アリシア王妃は“悲劇の妃”として語られ、ヴァレンティウス王の改革は「民のための理想的な政治」として高く評価されている。
だが――
(“暗殺未遂”なのに、“后妃制度を廃した”?)
直感が告げる。
これは、何かがおかしい。
文章に潜む違和感を手繰りながら、クラリスは思考を巡らせる。
(制度そのものを廃止するほどの理由には見えない。
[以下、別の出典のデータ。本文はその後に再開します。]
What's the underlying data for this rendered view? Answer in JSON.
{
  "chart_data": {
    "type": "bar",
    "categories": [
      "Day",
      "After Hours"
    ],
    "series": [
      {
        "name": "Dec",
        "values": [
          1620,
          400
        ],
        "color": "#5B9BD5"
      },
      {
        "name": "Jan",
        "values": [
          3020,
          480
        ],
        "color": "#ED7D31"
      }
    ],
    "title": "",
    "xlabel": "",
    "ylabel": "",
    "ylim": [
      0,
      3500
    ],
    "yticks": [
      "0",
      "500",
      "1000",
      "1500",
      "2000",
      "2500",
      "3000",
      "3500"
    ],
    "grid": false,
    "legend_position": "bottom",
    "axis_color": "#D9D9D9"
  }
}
むしろ、“王妃の身辺警護”の強化が自然なはず。
なのに、なぜ“制度そのもの”が消されたの?)
仮説が浮かぶ。
――后妃制度の中に“王家の敵”がいたのではないか。
――王妃アリシア自身が、暗殺未遂の標的ではなく、“加害者側”だったのでは?
(……后妃制度そのものを廃止、ね)
クラリスは、眉をひそめながら問題文をもう一度読み返す。
(王が複数の妃を持つ制度そのものを廃止した、ということは――)
アリシア王妃の暗殺未遂事件。
もしそれが「后妃同士の争い」で起きたなら、制度の廃止はまだ理解できる。
けれど、それで“王が責任を問われる”のは妙だ。
(まさか……愛妾の中に、王妃の命を狙った者がいた?
それとも……王自身が、誰かを唆した可能性も?)
ぞくり、と背筋に冷たいものが走る。
(でも……そんな不遜なこと、答案に書いてしまって大丈夫かしら)
不敬罪――王家に対する侮辱として、罰せられるという噂もある。
けれど、仮に落第したとしても、それはそれで望むところだ。
(捕まらないなら……むしろ都合がいいかも)
苦笑しかけて、慌てて表情を引き締めた。
その思考を、筆に乗せる。
公式記録に残された“正義”を疑う、異端の解答。
書きながらも、震える手を抑えられなかった。
(これで……きっと落とされる。これ以上、王子に関わることもない)
それが、最後の願いだった。
* * *
数時間後。
広間に試験結果が掲示される。
クラリスは人混みに隠れてそっと見上げた。
「第一審査、通過者は四十三名。その中で最高評価を得たのは――」
読み上げた係官が声を止める。
「――クラリス・グレイ候補です」
静まり返る空気の中。
百の視線が、彼女に突き刺さる。
「……えっ」
思わず声が漏れた。
そのとき――玉座の前から、すっと歩み出た男がいた。
白銀の装飾が施された制服、整った顔立ちに、鋭くも冷静な眼差し。
この国の第一王子、レオニス・アルヴァ。
「君……君の答案、実に興味深かったよ」
「え、あの、私……変なことを書いてしまったかと……」
「変? いや。素晴らしく“正しい”と感じたよ。……少なくとも、僕にとってはね」
王子はゆっくりと微笑んだ。
「やはり君は、気づいてしまう人間なんだな」
その意味深な言葉に、クラリスは思わず息を呑む。
「次の審査も、楽しみにしているよ。棄権など、許さないからね――クラリス・グレイ」
その言葉が意味するものを、まだ彼女は知らなかった。
――これはただの花嫁選抜戦ではない。
この試験の本当の目的は、“嘘の歴史”を覆し、“真実”に辿り着くことだった。